Premedicatie (zie Box)
Sluit observatie
High-level paraatheid
het Gebruik van niet-ionische lage osmolariteit contrast media als
geen routine

Vorige milde, matige niet-onmiddellijke cutane reactie op contrastmiddelen

Premedicatie (zie kader)
het Gebruik van niet-ionische lage osmolariteit contrast media niet als routine† Vorige anafylaxie contrast media Contrast media waarschijnlijk gecontra-indiceerd‡ Vorige ernstige niet-onmiddellijke cutane reactie tocontrast media (e.,vasculitis, Stevens-Johnson syndroom, toxische epidermale necrolyse) contrastmedia gecontra-indiceerd‡ * Wees altijd bereid om onverwachte allergische reacties te behandelen (zie Emergency management of anaphylaxis in the community: wall chart., Aust Prescr 2007;30:115)

† Risico van anafylaxis waarschijnlijk niet toegenomen
‡ Suggereren raadplegen immunoloog

het Gebruik van contrastmiddelen bij patiënten met risicofactoren

Bij het voorbereiden van een patiënt voor een procedure met behulp van contrastmiddelen, risico factor beoordeling moet vragen over ernstige voedselallergie, drug allergie, astma, hart-en vaatziekten of een bètablokker gebruiken en eerdere reacties op contrastmiddelen., In aanwezigheid van deze risicofactoren kunnen beheersstrategieën omvatten:

  • nauwlettende observatie en paraatheid voor de behandeling van een reactie
  • die niet-ionische contrastmiddelen met een lage osmolariteit geeft (als dit nog niet routinematig is)
  • premedicatie (zie kader).

Er zijn een aantal gevallen van premedicatie die latere anafylaxie niet voorkomen, 5 dus in sommige gevallen moeten contrastmiddelen worden vermeden.

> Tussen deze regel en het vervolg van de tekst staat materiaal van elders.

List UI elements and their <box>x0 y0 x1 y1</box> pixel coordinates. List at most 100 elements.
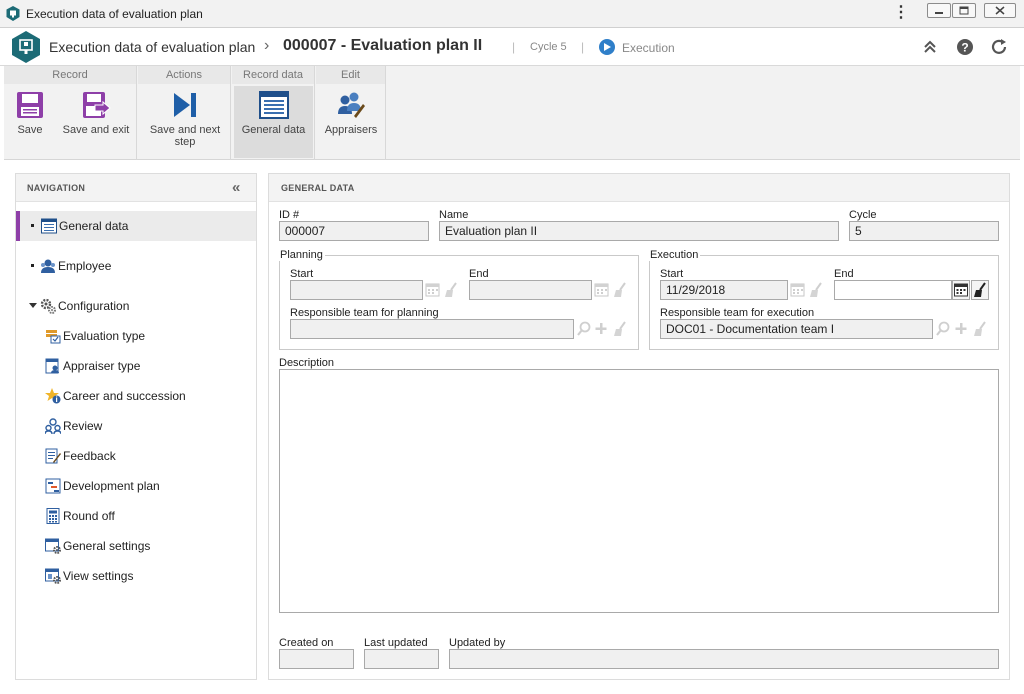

Andere diagnostische tests kunnen geschikter zijn.,

Box – Premedicatie
Cetirizine 10 mg herhalen na 12 uur
Prednisolon 25 mg
Ranitidine 150 mg
Dit regime is gegeven op de dag vóór en op de dag van de ingreep. Het wordt ook gegeven op de dag na de procedure als er een geschiedenis van vertraagde reactie.